Step: Synthesize fluorescently labeled bases on the flow cell (for sequencing by synthesis method). Base Calling: The machine captures the color of the fluorescence signal produced by each cycle, and converts it into an A, T, C, G sequence through an algorithm.

What is the output?

Output: FASTQ format file containing sequence information and quality scores

DNA Write (i) What DNA would you want to synthesize (e.g., write) and why?

Objective: To synthesize DNA fragments encoding specific functional traits of mammoths (such as cold-resistant hemoglobin genes or thick fur genes). Reason: During the process of extinction, we cannot directly “revive” the old life forms. Instead, by writing these specific sequences, we use them as “designable materials” to create a new organism capable of performing ecological functions (as Novak described it as an ecological substitute). +1

(ii) What technology or technologies would you use to perform this DNA synthesis and why?
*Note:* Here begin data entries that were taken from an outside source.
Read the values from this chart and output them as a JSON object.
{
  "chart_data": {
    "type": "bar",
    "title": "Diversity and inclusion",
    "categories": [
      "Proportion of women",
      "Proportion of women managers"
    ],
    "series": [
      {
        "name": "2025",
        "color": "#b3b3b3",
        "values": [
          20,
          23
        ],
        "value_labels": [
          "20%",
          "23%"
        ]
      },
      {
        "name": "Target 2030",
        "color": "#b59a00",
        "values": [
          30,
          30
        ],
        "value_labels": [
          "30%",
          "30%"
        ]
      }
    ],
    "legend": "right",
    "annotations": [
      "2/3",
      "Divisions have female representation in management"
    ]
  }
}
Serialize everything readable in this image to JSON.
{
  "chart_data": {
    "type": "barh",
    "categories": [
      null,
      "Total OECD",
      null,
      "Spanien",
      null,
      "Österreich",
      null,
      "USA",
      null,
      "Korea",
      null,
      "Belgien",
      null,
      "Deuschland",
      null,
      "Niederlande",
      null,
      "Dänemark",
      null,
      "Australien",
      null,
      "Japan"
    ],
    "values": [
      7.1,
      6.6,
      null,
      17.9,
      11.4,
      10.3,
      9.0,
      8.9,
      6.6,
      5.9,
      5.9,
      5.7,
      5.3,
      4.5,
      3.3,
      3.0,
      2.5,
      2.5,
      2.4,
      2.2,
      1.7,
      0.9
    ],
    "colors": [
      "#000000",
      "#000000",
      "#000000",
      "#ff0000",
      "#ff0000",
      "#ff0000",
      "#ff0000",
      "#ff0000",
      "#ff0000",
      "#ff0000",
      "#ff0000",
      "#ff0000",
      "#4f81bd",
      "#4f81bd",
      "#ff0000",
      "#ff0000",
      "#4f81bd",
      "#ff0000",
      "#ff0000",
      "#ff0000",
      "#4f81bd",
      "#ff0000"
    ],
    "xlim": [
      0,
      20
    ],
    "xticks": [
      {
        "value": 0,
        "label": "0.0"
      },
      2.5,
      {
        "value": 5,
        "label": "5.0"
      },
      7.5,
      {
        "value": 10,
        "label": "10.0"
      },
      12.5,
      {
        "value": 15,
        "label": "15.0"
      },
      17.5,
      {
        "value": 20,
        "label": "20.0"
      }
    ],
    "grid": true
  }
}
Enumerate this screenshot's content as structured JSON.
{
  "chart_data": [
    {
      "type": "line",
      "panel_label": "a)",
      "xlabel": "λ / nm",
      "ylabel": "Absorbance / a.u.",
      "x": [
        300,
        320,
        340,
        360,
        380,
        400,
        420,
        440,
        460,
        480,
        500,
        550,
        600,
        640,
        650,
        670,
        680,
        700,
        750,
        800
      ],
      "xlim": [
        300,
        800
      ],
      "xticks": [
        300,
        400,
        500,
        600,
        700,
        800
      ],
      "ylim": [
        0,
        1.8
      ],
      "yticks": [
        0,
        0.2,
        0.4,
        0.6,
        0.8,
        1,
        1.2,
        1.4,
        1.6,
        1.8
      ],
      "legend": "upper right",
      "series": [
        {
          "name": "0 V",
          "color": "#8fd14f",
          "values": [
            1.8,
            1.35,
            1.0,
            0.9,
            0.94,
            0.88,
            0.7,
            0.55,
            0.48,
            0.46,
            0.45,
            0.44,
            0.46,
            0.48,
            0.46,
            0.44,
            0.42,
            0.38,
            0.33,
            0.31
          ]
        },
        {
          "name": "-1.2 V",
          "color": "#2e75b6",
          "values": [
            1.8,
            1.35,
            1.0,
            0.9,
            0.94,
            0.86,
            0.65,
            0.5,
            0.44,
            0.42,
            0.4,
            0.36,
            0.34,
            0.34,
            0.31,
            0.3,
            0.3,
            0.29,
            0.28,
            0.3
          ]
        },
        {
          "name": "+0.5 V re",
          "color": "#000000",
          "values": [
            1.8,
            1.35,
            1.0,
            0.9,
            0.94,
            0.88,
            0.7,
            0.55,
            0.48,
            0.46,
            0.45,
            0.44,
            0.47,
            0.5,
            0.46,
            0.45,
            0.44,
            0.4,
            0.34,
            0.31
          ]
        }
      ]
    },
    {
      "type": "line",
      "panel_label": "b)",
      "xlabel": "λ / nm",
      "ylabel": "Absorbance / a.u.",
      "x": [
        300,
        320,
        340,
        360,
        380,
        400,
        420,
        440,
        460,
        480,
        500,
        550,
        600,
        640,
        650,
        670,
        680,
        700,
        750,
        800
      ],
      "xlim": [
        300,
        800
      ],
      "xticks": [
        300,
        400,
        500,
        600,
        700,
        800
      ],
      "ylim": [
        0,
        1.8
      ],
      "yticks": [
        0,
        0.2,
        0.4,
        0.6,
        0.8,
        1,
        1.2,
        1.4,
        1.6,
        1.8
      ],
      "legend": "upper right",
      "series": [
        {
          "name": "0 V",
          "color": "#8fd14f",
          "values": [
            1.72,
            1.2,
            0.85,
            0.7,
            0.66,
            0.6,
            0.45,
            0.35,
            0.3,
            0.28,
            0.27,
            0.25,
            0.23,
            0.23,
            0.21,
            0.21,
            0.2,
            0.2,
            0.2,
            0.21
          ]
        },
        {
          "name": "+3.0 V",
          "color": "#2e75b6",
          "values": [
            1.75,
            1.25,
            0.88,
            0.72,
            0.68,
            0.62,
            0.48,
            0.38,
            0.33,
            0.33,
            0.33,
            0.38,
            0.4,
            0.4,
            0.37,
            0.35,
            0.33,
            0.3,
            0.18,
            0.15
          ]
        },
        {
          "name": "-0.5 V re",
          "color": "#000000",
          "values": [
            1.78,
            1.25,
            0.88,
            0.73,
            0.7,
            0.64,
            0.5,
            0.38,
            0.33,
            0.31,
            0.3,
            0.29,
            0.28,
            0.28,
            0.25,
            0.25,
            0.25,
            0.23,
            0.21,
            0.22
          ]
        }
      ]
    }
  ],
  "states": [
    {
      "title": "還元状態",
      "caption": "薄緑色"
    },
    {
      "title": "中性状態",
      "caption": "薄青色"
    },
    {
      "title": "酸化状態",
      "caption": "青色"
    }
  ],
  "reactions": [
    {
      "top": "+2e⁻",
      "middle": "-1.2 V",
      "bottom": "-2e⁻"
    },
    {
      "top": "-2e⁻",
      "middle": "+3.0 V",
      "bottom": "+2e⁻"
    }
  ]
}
Technology: Inkjet-based (inkjet-based) high-throughput DNA synthesis or enzymatic synthesis. Reason: The enzymatic synthesis method is more environmentally friendly and can synthesize longer DNA fragments, making it suitable for synthesizing complex and large-scale genetic circuits like that of a mammoth.

DNA Edit (i) What DNA would you want to edit and why?

Objective: Use the genome of Asian elephant stem cells as a template to remove the specific sites that do not match those of the mammoth. +2

Reason: This editing behavior exemplifies the “deconstruction of species essentialism” as mentioned in RP - species are no longer fixed boundaries, but rather a set of “programmable function libraries” that can be modified, stored, and recombined.

(ii) What technology or technologies would you use to perform these DNA edits and why?
How does your technology of choice edit DNA? What are the essential steps?
What preparation do you need to do (e.g. design steps) and what is the input (e.g. DNA template, enzymes, plasmids, primers, guides, cells) for the editing?
What are the limitations of your editing methods (if any) in terms of efficiency or precision?

What technology is being used?

Technology: CRISPR-Cas9 gene editing technology. Reason: It can precisely and efficiently perform multi-site editing within the vast elephant genome, which is the core technology currently adopted by companies like Colossal.

How to conduct editing? Key steps

Design: Design sgRNAs that specifically recognize the genetic loci of mammoth animals. Cutting: The Cas9 protein cuts the double-stranded DNA under the guidance of the gRNA. Repair: Introduce synthetic mammoth DNA template and use homologous recombination repair (HDR) to insert the new sequence into the genome.

Preparation and Input

Input: Asian elephant fibroblast cells, Cas9 protein, designed guide RNA (gRNA), and donor DNA template containing the mammoth sequence.

Limitations of Technology

Off-target effects: May accidentally damage the key survival genes in the Asian elephant genome. Efficiency issue: It is extremely difficult to carry out thousands of gene edits simultaneously within a living cell. Ethical challenges: As you stated in your report, this kind of editing blurs the boundaries between “nature” and “design”, and may give rise to entirely new and difficult-to-define “new life (Neolife)”.